Cui Fan, a government trade adviser, said that while it was clear the U.S. election was “an important factor” in the tariffs, Beijing also needed to consider the impact of increasing U.S. trade restrictions on the Chinese economy .
“Competitive compression step by step throughout the industrial chain. . . deserves our attention because of its medium and long-term effects on the entire new Chinese energy sector,” he said.
Wang said the tariffs were “counterproductive” to global ambitions on climate change. “This really goes against what the United States has been preaching for decades. »
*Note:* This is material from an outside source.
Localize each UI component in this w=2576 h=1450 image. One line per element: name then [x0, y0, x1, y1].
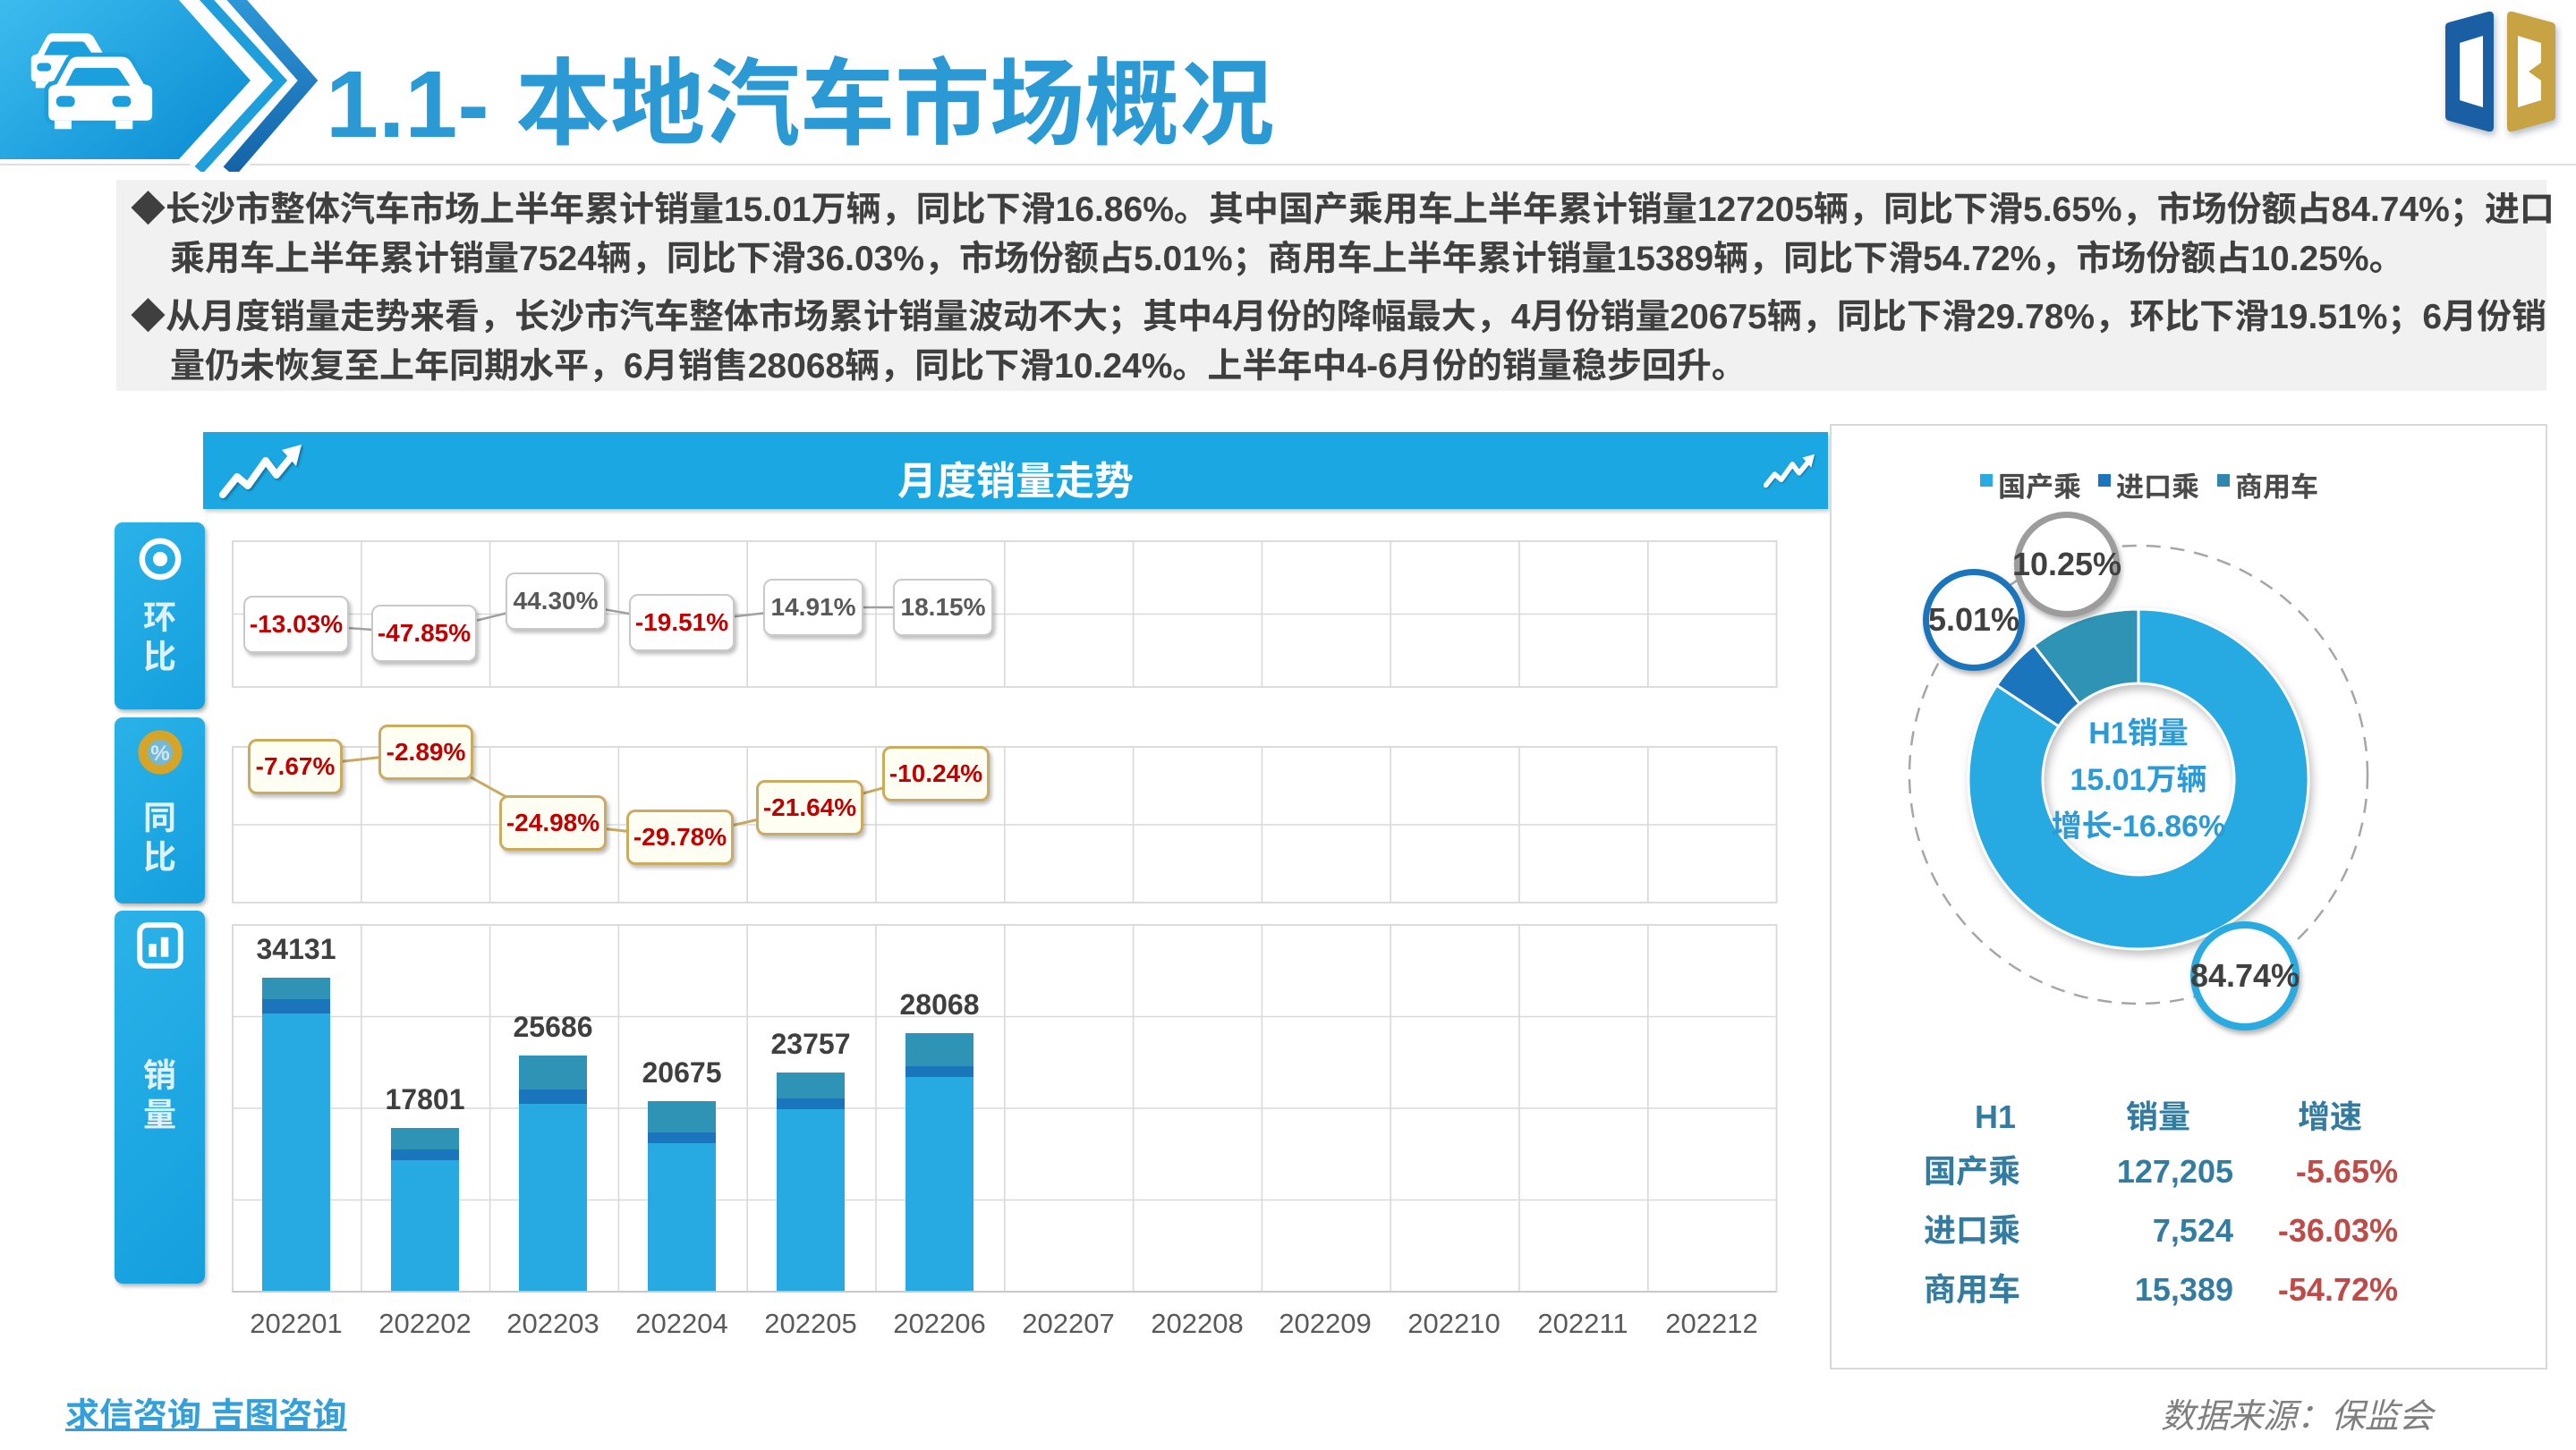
svg-text:%: % — [150, 742, 170, 766]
The U.S.-China trade war has affected about $450 billion in annual trade, according to the World Bank, and experts from the organization and the IMF, among other groups, have warned of significant suffering for the global economy, as well as for the United States and China. consumers and workers.
Hua Chunying, a spokesperson for the Foreign Ministry, said on X, which is banned in China, that “US protectionism will ultimately harm itself.”
She also posted a screenshot of Biden’s earlier language disparaging Trump’s tariffs as taxes borne by “the American people,” adding the caption “lesson about 2019 tariffs.”